With Lesch-Nyhan syndrome, the HGPRT defect is greater than 95%. A severe disease occurs. Numerous individuals have been reported with 20-50% of normal HGPRT function who develop uric acid stones as their primary manifestation.

  • Uric acid nephropathy (precipitation of urate crystals in renal tubules) and uric acid stones develop in people of any age (even infants or children). Occasionally, acute renal failure occurs secondary to crystal nephropathy in infants or children with inherited abnormalities of purine salvage enzymes. Renal failure produced by uric acid also occurs in children with leukemia and lymphoma as a component of tumor lysis disease. Children with Lesch-Nyhan disease may develop uric acid stones or nephropathy.
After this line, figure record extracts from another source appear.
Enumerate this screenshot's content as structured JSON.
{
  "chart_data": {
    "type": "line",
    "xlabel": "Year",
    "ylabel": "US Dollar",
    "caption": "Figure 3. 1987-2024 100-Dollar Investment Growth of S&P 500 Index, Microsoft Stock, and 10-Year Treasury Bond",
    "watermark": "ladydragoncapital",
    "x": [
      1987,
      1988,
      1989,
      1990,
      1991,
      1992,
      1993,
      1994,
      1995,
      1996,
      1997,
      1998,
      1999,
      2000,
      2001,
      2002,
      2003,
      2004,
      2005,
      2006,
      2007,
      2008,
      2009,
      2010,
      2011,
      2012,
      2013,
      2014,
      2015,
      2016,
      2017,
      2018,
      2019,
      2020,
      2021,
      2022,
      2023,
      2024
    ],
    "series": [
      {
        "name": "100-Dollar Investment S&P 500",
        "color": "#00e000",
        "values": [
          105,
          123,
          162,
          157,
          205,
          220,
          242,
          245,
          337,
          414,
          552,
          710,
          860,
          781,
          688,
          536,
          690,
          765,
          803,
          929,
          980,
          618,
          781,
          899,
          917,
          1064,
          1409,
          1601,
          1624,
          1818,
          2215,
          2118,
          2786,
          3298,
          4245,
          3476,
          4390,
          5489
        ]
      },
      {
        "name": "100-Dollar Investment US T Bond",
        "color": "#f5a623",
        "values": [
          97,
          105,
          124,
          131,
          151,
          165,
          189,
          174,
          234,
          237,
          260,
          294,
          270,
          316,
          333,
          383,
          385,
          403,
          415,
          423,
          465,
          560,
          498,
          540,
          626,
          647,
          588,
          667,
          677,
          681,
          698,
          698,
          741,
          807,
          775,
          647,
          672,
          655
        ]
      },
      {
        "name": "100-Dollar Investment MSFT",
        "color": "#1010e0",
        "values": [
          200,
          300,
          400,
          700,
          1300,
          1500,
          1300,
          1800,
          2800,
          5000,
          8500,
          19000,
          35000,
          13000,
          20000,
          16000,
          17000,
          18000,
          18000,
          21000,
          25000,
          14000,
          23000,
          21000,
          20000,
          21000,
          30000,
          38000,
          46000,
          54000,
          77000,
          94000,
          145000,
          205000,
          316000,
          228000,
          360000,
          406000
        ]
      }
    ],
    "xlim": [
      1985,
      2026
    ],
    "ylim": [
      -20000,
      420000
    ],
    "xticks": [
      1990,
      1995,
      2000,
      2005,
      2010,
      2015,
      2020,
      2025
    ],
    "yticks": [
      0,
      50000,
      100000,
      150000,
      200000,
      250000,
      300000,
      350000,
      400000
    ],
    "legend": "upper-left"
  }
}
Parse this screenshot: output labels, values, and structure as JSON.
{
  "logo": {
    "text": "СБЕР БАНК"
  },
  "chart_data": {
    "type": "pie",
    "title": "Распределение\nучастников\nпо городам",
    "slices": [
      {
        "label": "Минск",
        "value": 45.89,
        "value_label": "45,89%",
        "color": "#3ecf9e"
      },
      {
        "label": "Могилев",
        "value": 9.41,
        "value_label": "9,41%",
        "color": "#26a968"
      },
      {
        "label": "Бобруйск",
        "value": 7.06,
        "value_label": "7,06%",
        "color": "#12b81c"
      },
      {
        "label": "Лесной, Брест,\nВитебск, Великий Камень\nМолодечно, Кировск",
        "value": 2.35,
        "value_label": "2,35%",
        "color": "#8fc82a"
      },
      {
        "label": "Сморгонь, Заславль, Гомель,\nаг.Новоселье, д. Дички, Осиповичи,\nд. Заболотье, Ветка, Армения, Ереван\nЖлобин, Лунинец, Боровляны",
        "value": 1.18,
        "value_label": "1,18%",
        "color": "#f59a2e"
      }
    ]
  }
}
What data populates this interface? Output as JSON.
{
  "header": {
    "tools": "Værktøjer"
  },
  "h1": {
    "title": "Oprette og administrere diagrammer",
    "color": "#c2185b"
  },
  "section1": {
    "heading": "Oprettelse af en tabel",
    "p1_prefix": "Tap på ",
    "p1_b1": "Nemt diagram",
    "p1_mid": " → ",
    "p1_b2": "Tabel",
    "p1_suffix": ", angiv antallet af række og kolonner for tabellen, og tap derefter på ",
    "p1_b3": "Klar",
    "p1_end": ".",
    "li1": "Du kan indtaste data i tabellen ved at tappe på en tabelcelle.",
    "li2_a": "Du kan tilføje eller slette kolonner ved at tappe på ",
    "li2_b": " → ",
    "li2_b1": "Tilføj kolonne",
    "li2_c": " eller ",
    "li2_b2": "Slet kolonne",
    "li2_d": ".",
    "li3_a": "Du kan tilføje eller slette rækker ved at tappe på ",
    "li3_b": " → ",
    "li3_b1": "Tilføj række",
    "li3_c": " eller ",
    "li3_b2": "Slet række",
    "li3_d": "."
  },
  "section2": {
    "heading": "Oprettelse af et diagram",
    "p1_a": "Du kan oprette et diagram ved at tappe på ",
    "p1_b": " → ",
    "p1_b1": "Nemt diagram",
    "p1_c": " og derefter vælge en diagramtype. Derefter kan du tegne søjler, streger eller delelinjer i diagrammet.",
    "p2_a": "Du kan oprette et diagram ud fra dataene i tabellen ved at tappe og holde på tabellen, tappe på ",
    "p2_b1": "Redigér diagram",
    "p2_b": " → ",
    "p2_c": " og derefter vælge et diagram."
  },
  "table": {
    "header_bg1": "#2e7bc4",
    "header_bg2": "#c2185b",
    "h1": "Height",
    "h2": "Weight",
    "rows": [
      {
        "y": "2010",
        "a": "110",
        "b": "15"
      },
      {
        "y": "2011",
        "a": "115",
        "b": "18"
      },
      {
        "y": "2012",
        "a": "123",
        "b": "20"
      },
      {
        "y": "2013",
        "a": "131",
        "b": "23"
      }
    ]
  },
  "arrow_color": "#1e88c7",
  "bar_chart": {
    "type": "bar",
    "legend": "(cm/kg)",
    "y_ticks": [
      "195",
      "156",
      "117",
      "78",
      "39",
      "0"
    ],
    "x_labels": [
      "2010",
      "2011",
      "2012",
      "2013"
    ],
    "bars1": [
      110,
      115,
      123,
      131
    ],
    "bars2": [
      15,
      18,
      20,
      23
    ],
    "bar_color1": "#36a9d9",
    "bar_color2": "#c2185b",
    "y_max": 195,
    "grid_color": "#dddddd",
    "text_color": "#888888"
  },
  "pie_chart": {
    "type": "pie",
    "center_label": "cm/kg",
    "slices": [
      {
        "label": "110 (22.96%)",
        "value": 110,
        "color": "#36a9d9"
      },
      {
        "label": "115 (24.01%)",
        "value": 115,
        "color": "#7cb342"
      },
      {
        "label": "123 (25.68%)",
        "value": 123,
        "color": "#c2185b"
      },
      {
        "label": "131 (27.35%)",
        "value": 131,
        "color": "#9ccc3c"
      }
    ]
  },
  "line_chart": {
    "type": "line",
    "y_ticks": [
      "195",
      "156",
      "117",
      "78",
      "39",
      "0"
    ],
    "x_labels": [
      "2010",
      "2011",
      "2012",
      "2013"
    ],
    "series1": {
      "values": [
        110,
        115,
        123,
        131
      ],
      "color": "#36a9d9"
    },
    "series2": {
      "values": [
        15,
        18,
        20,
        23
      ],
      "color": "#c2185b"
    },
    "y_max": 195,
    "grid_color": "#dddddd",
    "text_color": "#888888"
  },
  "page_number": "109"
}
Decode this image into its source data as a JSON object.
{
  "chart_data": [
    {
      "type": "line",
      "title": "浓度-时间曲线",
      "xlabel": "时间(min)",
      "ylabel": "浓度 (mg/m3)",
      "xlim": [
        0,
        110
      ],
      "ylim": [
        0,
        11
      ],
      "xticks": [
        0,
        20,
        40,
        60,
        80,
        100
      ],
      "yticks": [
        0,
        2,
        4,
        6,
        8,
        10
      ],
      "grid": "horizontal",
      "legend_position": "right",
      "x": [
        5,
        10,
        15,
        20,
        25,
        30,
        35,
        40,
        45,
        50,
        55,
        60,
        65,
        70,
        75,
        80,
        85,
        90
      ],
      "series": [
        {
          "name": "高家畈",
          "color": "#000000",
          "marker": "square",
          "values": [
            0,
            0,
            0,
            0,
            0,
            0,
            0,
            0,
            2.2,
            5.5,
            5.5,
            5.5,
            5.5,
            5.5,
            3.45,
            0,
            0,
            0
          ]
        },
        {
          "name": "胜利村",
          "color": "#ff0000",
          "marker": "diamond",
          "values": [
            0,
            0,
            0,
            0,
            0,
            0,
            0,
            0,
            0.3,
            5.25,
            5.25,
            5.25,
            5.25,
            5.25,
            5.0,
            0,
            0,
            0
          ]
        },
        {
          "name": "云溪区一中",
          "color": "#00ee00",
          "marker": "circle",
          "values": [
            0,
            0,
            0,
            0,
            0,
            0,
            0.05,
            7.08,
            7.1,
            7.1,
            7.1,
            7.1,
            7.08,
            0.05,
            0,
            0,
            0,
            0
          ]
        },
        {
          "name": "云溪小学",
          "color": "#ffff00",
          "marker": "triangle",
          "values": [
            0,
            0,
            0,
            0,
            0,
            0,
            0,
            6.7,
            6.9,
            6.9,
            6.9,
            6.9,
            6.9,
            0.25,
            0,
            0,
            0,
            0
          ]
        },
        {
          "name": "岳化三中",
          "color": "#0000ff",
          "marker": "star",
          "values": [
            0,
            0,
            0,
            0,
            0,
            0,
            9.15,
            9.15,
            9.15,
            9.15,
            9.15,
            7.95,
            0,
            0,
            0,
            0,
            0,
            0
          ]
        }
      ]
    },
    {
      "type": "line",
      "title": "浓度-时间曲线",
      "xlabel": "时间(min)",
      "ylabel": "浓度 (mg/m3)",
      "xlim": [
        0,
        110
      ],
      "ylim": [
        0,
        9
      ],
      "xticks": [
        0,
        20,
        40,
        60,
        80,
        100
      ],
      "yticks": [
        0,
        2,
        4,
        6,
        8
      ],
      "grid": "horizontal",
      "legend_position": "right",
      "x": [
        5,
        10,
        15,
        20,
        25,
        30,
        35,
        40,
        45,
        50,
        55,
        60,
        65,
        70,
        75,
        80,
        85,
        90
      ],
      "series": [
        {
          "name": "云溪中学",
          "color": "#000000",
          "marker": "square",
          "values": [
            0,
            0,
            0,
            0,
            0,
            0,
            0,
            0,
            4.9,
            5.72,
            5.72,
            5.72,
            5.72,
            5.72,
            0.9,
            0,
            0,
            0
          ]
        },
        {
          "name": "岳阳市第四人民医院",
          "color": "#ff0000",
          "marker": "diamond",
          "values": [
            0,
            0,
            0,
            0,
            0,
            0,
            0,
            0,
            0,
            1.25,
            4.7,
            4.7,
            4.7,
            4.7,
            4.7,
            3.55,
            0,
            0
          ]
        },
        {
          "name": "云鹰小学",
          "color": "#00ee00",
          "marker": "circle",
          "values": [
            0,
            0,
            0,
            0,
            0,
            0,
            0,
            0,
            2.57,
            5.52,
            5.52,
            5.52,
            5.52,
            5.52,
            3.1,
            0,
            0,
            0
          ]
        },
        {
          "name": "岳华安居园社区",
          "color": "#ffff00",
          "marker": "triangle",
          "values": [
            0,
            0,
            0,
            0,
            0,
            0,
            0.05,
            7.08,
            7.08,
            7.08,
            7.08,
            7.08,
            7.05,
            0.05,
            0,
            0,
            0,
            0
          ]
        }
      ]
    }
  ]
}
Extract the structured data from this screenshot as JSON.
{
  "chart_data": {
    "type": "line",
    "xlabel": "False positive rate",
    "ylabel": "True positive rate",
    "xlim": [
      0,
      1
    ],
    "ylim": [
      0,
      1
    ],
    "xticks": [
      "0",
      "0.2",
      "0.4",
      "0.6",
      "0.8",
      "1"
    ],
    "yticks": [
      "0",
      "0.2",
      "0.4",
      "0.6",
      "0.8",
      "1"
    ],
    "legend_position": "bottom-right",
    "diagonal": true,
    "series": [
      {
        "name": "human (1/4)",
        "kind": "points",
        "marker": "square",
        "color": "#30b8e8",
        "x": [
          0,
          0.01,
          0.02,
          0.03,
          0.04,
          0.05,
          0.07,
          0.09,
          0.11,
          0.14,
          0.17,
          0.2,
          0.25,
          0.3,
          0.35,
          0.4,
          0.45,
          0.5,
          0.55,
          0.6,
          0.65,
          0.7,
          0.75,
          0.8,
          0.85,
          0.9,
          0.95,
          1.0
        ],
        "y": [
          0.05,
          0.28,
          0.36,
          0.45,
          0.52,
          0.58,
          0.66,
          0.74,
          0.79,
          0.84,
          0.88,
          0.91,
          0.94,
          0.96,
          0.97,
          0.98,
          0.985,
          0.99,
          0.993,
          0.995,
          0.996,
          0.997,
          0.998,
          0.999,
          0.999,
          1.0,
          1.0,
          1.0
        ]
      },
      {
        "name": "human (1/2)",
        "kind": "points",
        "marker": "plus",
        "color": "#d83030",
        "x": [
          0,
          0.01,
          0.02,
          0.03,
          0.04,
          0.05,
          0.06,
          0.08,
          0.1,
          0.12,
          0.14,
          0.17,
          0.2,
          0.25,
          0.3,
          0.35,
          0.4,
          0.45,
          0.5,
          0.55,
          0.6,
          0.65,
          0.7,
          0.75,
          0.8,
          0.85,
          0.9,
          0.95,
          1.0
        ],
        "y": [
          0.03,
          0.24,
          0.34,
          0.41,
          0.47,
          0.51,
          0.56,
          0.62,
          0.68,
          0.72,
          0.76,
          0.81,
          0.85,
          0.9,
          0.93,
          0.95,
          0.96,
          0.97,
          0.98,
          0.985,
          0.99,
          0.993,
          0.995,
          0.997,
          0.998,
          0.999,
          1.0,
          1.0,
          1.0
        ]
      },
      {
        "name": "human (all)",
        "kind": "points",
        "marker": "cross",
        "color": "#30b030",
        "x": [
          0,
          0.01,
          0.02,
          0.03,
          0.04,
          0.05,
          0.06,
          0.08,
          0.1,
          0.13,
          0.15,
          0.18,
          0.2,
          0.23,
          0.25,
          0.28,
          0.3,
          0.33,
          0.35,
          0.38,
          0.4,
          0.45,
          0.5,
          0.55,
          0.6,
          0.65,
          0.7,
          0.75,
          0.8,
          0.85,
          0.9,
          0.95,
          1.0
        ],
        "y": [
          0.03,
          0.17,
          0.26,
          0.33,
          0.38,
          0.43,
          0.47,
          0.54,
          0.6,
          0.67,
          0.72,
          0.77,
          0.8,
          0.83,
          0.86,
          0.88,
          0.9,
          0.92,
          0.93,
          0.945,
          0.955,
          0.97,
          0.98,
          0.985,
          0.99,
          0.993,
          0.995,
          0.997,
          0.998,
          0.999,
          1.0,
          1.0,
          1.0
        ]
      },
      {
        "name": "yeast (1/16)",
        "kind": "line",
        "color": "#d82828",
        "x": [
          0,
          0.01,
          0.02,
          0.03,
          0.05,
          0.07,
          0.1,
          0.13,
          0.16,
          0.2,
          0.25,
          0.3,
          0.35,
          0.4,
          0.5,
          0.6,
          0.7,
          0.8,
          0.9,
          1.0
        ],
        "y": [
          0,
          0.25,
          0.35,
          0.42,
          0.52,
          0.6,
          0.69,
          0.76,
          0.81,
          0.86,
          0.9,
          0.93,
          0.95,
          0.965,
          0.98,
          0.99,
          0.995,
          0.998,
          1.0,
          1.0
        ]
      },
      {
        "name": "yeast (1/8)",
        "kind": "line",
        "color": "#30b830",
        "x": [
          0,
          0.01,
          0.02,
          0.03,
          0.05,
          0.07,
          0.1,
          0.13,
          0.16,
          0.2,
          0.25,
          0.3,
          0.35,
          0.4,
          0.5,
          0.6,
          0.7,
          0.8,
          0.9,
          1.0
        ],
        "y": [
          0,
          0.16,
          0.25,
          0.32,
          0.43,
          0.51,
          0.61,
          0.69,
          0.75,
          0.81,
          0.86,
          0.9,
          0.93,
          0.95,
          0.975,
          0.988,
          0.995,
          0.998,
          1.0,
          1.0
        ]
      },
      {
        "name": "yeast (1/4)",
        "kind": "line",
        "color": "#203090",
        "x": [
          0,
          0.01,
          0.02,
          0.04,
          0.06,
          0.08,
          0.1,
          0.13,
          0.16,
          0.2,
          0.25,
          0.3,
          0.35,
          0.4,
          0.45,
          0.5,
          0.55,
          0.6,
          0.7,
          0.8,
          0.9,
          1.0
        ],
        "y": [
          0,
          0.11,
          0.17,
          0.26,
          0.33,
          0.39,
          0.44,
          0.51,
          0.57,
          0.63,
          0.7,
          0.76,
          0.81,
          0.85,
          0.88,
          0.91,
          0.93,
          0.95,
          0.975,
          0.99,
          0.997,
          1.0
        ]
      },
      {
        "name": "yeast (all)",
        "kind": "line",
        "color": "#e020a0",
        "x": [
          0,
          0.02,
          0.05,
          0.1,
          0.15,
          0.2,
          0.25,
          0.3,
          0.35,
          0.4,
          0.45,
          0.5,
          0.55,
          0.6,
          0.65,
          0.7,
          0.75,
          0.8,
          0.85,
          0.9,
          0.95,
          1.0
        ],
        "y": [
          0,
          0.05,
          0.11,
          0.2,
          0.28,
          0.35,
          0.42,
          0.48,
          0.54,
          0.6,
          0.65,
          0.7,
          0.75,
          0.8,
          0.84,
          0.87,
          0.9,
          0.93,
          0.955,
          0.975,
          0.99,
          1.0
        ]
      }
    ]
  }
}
  • Remember that prepubertal children have relatively high uric acid clearance; therefore, hyperuricosuria rather than hyperuricemia may be the primary manifestation of uric acid overproduction in high-risk children.

  • Specific enzyme defects (ie, xanthine oxidase, phosphoribosyl pyrophosphate [PRPP] synthetase, adenine phosphoribosyltransferase, HGPRT) should be suspected if gout develops at an early age, if a family history of early gout is present, and if uric acid lithiasis is the first sign of excessive uric acid production.



The prognosis depends on the primary disease process. Children with cancer and Lesch-Nyhan syndrome tend to do worse than children with isolated HGPRT defects.


Complications of renal stone diseases include renal failure, infection, pain, urinary tract obstruction, renal colic, gross hematuria, pallor, vomiting, sweating, nausea, and insomnia. In addition, if surgical intervention is necessary, surgical complications may occur.

Mortality and morbidity are not increased with uric acid stones compared with other stones; however, the process that leads to excess uric acid production (eg, malignancy, Lesch-Nyhan syndrome) may cause death.

Children may experience frequent bouts of pain and gross hematuria due to frequent uric acid stones.


Complications of renal stone disease include the following:

  • Bleeding

  • Obstruction

  • Infection

  • Pain

  • Complications of acute renal failure (ie, hypertensionhyperkalemia, pulmonary edema)


Patient Education

Inform patients about the specific disease process when possible.

Discuss the importance of diet, medication, and fluid intake in preventing new stone formation.

Indicate the importance of physician reevaluation if the child develops fever, pain, vomiting, dehydration, renal colic, or gross hematuria.